Les personnes disposant de permis spéciaux se verront accorder l’entrée en Israël avec la nouvelle facilité des restrictions, qui ont été mises en place en mars lors du début de l épidémie de coronavirus et ont effectivement gelé la plupart des voyages internationaux entrant et sortant du pays.

Auparavant, seuls les visiteurs des familles, venant pour des funérailles ou fréquentant l’école, ainsi que les responsables médicaux, les joueurs participant à des compétitions sportives européennes et les diplomates pouvaient entrer et sortir librement du pays, mais devaient également obtenir un permis pour le faire.

Le nouveau plan visant à permettre aux ressortissants étrangers de remplir leurs obligations commerciales dans le pays a été formulé par le ministère de l’Économie et de l’Industrie, le ministère de la Santé, le ministère des Affaires étrangères et l’Autorité de la population et de l’immigration du ministère de l’Intérieur, dans une démarche qui semble avoir été engagée pour maintenir l’économie israélienne à flot et fluide.
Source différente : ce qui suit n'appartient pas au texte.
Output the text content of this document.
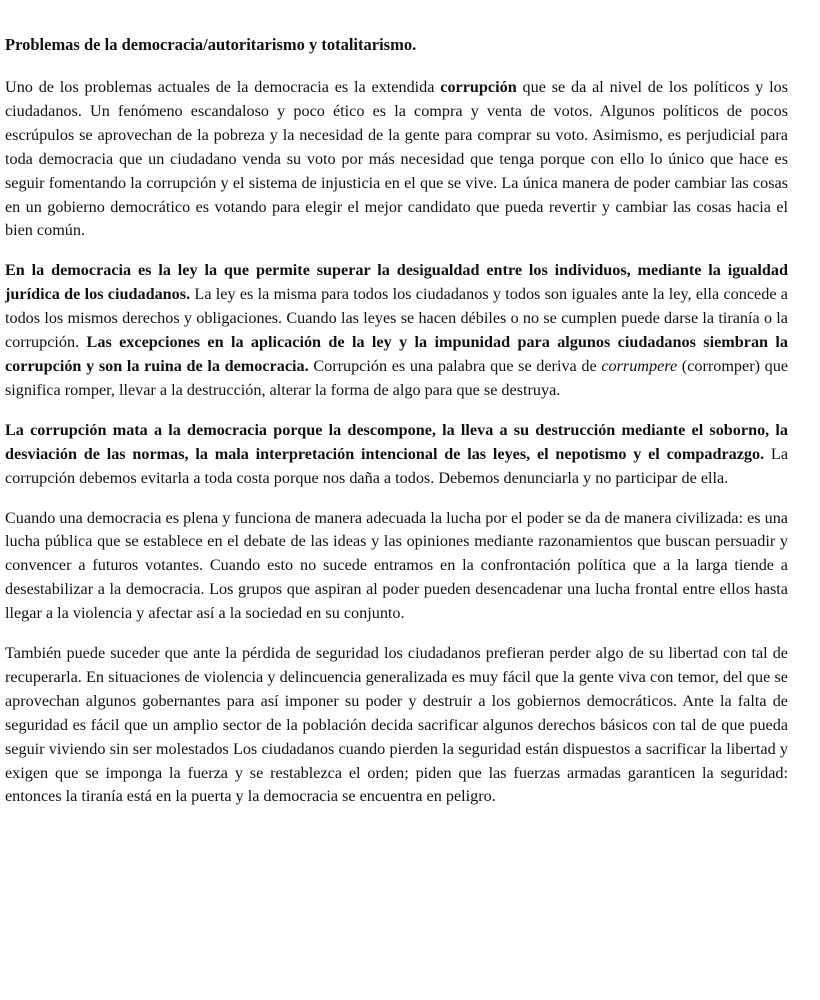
Problemas de la democracia/autoritarismo y totalitarismo.

Uno de los problemas actuales de la democracia es la extendida corrupción que se da al nivel de los políticos y los ciudadanos. Un fenómeno escandaloso y poco ético es la compra y venta de votos. Algunos políticos de pocos escrúpulos se aprovechan de la pobreza y la necesidad de la gente para comprar su voto. Asimismo, es perjudicial para toda democracia que un ciudadano venda su voto por más necesidad que tenga porque con ello lo único que hace es seguir fomentando la corrupción y el sistema de injusticia en el que se vive. La única manera de poder cambiar las cosas en un gobierno democrático es votando para elegir el mejor candidato que pueda revertir y cambiar las cosas hacia el bien común.

En la democracia es la ley la que permite superar la desigualdad entre los individuos, mediante la igualdad jurídica de los ciudadanos. La ley es la misma para todos los ciudadanos y todos son iguales ante la ley, ella concede a todos los mismos derechos y obligaciones. Cuando las leyes se hacen débiles o no se cumplen puede darse la tiranía o la corrupción. Las excepciones en la aplicación de la ley y la impunidad para algunos ciudadanos siembran la corrupción y son la ruina de la democracia. Corrupción es una palabra que se deriva de corrumpere (corromper) que significa romper, llevar a la destrucción, alterar la forma de algo para que se destruya.

La corrupción mata a la democracia porque la descompone, la lleva a su destrucción mediante el soborno, la desviación de las normas, la mala interpretación intencional de las leyes, el nepotismo y el compadrazgo. La corrupción debemos evitarla a toda costa porque nos daña a todos. Debemos denunciarla y no participar de ella.

Cuando una democracia es plena y funciona de manera adecuada la lucha por el poder se da de manera civilizada: es una lucha pública que se establece en el debate de las ideas y las opiniones mediante razonamientos que buscan persuadir y convencer a futuros votantes. Cuando esto no sucede entramos en la confrontación política que a la larga tiende a desestabilizar a la democracia. Los grupos que aspiran al poder pueden desencadenar una lucha frontal entre ellos hasta llegar a la violencia y afectar así a la sociedad en su conjunto.

También puede suceder que ante la pérdida de seguridad los ciudadanos prefieran perder algo de su libertad con tal de recuperarla. En situaciones de violencia y delincuencia generalizada es muy fácil que la gente viva con temor, del que se aprovechan algunos gobernantes para así imponer su poder y destruir a los gobiernos democráticos. Ante la falta de seguridad es fácil que un amplio sector de la población decida sacrificar algunos derechos básicos con tal de que pueda seguir viviendo sin ser molestados Los ciudadanos cuando pierden la seguridad están dispuestos a sacrificar la libertad y exigen que se imponga la fuerza y se restablezca el orden; piden que las fuerzas armadas garanticen la seguridad: entonces la tiranía está en la puerta y la democracia se encuentra en peligro.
Selon le plan, les personnes entrant dans le pays ne seront pas tenues de passer un test COVID-19 et n’auront pas besoin de s’isoler pendant deux semaines une fois arrivées dans le pays. Les séjours seront approuvés pour un maximum de sept jours.

Les citoyens étrangers devront remplir un formulaire de demande approuvé par le PDG de leur société hôte israélienne. Le PDG sera invité à expliquer la raison de sa visite. Pour se qualifier, la visite doit être essentielle à l’économie, être d’une nature qui ne peut pas être effectuée à distance ou empêcherait une entreprise israélienne de subir des pertes.

« L’entrée en Israël ne sera possible que pour les visiteurs qui contribuent aux entreprises israéliennes ou qui sont vitales pour l’économie – et uniquement dans des situations où il n’est pas possible de mener des réunions virtuelles« , a déclaré le ministère de l’Économie et de l’Industrie. « Ceci afin de permettre le bon fonctionnement continu des entreprises israéliennes et de prévenir des dommages pour elles ou pour l’économie pendant la pandémie de coronavirus. »

Les visiteurs seront tenus de ne pas avoir passé de temps dans un « pays rouge  » au cours des deux semaines précédant leur visite en Israël, mais pourront prendre un vol de correspondance à travers ces comtés à condition qu’ils ne quittent pas l’aéroport ou ne restent pas en Israël. pendant plus de 12 heures. Les termes «vert» et «rouge» sont utilisés pour décrire les pays avec des taux faibles ou élevés d’infections au COVID-19″.